Which begs the question …

 Can Sabalenka pull it together?

She left Australia in January with a second consecutive Australian Open title, a final in Brisbane and a record of 11-1.

Since then, she’s 2-2. Sabalenka lost her only match in the Middle East to Donna Vekic and never gained any real traction in Indian Wells. She struggled to beat Peyton Stearns in a second-round match that featured two tiebreaks and was pushed by Emma Raducanu in the third round. Emma Navarro bested her in the quarterfinals 6-3, 3-6, 6-2.

In five previous Miami tournaments, Sabalenka has never been past the quarterfinals. 

How will Rybakina fare?

The 24-year-old from Kazakhstan has won 17 of her 20 matches this year and has a title (Abu Dhabi) and a WTA 1000 final (Doha).

But since then, Rybakina granted a walkover to Jasmine Paolini in the Dubai quarterfinals -- and withdrew before she played a single match in Indian Wells.

A year ago, she lost a memorable Miami final to Petra Kvitova, 7-6 (14), 6-2.

Will Jabeur take steps in the right direction?

She’s been to three major finals in the past two calendar years, but it’s been slow going for the affable Jabeur in 2024.

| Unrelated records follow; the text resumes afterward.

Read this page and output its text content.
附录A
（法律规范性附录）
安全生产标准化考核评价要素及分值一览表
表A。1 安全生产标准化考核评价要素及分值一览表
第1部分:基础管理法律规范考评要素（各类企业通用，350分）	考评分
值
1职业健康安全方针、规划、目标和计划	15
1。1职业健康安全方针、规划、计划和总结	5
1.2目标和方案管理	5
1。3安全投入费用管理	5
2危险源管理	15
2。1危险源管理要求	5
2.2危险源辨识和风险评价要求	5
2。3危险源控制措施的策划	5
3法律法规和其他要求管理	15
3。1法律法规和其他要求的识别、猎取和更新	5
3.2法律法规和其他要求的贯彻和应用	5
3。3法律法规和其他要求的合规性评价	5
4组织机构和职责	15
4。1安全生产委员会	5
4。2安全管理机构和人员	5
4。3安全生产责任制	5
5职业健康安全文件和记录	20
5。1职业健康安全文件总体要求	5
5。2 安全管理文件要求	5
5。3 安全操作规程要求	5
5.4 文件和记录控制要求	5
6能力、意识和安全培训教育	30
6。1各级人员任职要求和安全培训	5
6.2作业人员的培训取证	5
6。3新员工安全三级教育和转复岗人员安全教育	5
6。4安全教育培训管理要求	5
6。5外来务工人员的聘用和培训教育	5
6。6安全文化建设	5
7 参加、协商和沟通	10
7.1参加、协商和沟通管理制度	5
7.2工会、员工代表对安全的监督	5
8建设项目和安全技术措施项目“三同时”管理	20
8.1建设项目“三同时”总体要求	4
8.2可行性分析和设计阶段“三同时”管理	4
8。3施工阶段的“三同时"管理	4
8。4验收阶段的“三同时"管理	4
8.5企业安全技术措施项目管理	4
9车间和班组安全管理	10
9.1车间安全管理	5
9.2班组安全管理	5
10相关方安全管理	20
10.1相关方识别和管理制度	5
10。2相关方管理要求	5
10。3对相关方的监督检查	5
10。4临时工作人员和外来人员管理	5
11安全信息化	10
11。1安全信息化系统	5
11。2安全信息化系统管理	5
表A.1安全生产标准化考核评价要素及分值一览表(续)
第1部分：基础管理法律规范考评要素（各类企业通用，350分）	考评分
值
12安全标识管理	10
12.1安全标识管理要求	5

After losing in the second round of the Australian Open, Jabeur went 1-2 in Abu Dhabi and Doha before pulling out of Dubai with a chronic knee injury. Her first match in Indian Wells ended in defeat, at the hands of wild card Katie Volynets.

Jabeur’s Miami record is 5-4. Last year, she lost her first match to qualifier Varvar Gracheva.

Inside the tour: Swiatek, Sakkari and the best of Indian Wells

Will Sakkari keep it going?

She was 3-3 in her three previous WTA 1000s but won five straight before falling to Swiatek. Clearly, Sakkari got a nice bounce from the addition of coach David Witt to her team. Previously, Witt had coached Pegula for more than four years.

Sakkari’s best effort came in a wild, rain-delayed 6-4, 6-7 (5), 6-2 semifinal over Coco Gauff that required more than five hours to complete. It’s probably the memory she’ll take with her going forward.

“It is what it is right now,” she said of the loss to Swiatek. “I’m now already thinking about Miami, not losing first round again because I don’t have a very good record the last couple of years after going deep here.”